Team Performance – Are you working like a team or a group of individuals?

June 12, 2008

This past weekend my wife and I along with some close friends, road in the MS150. This was a 150 mile ride from Duluth, Minnesota to Minneapolis, Minnesota. We trained for approximately four weeks (I would suggest to anyone thinking about this six weeks would have been better).

Throughout our ride our friends were both behind us and in front of us. Mostly in front of us. The only coordination between us and our friends was an occasional check in with one another about energy and if we were going to stop at the next rest stop. What you could not help notice while riding for six hours a day, was these energized teams of bikers, coordinated in both their communication with one another and their synchronization of pedaling among the team members.

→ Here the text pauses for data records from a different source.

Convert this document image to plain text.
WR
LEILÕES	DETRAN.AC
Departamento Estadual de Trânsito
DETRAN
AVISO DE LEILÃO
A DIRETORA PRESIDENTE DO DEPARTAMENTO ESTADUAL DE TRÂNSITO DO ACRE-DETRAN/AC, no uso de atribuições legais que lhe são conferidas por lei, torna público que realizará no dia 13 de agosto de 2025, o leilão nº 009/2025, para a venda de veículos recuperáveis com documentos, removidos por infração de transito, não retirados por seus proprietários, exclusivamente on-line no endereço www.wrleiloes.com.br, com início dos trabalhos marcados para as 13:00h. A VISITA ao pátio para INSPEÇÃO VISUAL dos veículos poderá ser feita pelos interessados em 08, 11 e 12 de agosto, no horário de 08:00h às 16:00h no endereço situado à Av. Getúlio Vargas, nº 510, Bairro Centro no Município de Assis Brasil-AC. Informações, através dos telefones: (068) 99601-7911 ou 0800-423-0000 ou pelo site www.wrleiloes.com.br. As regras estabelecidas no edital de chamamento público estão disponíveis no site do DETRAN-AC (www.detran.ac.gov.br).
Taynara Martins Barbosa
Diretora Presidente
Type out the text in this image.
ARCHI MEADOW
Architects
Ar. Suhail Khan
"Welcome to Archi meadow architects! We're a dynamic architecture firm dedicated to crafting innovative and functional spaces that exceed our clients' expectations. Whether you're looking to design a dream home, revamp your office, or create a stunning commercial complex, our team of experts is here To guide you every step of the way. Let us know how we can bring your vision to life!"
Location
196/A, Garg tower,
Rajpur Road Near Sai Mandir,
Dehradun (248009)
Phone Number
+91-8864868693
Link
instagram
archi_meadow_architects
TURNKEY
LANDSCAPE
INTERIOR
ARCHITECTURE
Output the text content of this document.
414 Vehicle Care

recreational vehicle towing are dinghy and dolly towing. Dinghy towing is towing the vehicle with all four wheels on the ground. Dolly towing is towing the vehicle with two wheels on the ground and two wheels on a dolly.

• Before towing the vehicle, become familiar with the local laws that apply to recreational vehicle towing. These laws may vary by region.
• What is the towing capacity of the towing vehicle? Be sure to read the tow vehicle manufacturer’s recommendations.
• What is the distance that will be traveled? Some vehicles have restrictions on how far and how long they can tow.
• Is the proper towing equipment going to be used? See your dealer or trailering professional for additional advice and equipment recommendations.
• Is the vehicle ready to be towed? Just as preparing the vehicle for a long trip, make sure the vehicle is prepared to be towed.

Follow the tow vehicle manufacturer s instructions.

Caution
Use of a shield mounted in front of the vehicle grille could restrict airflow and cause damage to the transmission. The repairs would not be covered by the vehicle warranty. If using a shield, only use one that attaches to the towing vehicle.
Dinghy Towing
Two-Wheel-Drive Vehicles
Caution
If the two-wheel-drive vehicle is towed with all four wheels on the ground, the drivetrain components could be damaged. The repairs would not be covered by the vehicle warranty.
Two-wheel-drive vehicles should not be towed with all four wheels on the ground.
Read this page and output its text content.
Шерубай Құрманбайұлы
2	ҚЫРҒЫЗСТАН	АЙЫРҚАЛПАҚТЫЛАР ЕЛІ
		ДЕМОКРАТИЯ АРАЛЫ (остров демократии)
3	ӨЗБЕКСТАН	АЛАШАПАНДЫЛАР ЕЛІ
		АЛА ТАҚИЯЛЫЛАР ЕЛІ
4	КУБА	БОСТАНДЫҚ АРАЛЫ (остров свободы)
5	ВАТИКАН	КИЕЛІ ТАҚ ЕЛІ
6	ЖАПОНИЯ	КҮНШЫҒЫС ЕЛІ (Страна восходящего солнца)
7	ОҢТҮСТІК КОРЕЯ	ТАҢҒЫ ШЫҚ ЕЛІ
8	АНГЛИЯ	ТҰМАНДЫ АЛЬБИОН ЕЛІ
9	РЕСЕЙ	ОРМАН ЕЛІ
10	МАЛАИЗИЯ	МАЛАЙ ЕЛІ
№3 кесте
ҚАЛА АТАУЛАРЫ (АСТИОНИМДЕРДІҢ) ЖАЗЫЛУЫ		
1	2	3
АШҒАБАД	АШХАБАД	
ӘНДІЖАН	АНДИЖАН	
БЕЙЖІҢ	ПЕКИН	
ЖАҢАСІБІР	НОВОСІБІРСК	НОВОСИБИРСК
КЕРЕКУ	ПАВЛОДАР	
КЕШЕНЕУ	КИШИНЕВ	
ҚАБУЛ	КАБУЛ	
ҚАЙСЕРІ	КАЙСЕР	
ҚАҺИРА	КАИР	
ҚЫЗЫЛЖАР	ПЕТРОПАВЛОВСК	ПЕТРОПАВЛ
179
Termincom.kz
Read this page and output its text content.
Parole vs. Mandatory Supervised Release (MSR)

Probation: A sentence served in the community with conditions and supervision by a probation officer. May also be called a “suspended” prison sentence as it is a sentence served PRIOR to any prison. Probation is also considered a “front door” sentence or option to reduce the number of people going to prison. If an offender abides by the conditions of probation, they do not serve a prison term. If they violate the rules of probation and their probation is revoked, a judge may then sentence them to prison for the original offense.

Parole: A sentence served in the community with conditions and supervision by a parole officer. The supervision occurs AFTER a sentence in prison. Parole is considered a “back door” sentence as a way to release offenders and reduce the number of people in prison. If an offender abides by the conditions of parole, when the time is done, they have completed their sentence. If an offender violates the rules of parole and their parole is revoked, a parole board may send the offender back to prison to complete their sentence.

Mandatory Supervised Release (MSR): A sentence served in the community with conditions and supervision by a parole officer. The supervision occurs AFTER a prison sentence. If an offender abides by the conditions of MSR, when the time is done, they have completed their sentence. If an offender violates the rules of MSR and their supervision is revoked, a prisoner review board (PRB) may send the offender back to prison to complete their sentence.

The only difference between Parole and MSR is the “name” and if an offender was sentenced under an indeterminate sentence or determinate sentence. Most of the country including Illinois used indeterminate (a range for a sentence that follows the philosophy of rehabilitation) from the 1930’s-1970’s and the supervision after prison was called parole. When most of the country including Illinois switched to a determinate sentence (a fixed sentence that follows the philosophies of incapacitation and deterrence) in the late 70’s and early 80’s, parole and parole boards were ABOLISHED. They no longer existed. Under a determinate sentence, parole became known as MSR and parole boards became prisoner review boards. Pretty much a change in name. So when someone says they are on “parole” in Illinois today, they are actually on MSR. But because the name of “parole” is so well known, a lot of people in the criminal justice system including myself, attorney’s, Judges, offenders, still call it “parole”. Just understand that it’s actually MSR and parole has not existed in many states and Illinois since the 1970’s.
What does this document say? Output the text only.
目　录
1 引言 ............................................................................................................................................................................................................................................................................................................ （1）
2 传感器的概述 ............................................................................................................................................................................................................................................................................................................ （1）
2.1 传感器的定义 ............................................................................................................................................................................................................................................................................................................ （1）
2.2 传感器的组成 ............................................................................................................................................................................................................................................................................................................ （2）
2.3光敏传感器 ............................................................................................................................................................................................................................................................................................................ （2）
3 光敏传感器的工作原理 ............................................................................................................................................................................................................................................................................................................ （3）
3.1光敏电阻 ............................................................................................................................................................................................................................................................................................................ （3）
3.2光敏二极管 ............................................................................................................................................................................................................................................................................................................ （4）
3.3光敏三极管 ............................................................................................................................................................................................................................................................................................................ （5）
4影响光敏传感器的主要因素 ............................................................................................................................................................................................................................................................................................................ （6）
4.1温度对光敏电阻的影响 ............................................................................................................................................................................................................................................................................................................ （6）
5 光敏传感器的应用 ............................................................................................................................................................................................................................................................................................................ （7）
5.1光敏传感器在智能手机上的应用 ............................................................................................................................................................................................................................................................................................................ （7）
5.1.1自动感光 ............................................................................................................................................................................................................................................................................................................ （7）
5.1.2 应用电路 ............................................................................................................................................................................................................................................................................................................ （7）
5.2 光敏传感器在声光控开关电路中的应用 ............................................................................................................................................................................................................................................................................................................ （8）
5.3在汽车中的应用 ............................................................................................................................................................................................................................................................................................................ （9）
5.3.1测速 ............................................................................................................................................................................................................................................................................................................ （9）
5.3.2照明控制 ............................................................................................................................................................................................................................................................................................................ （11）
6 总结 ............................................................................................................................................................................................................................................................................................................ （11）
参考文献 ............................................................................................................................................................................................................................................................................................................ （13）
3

It was amazing watching them speed by us, yelling out quite appropriately, “On your left!” Most of the teams used all the biking language that was taught to us on our way up to the event. To them, the communication was essential. To us novices it seemed only a good idea.
As we watched team after team pass us we began to gain curiosity about how and why they do what they do. It seems these biking teams work a bit like geese flying in the air where the leader of the team takes on the toughest position because of air resistance. The others find that they are enveloped into free air in which they gain speed and ease the resistance. Some of these teams, like geese, will change out leaders when the leader becomes more fatigued, while others will have the leader stay in the position for the entire ride.
Just as interesting is that the team must set its pace against the slowest rider, not against the strongest. If it set its pace against the fastest the team would fall apart or spread out and lose all the benefits they gain from acting as a group. Much like the novice bike riding group we had formed to participate in the MS150.
No matter how much you are driven to meet a certain time as an individual, you start and end together. When one of your team members pops a tire, the entire team stops to help. How many organizations do this for their team members? How many of our organizations work with the entire group in mind rather than working like a group of individuals coming together to collectively accomplish something. Is your team functioning like an efficient team or a group of individuals?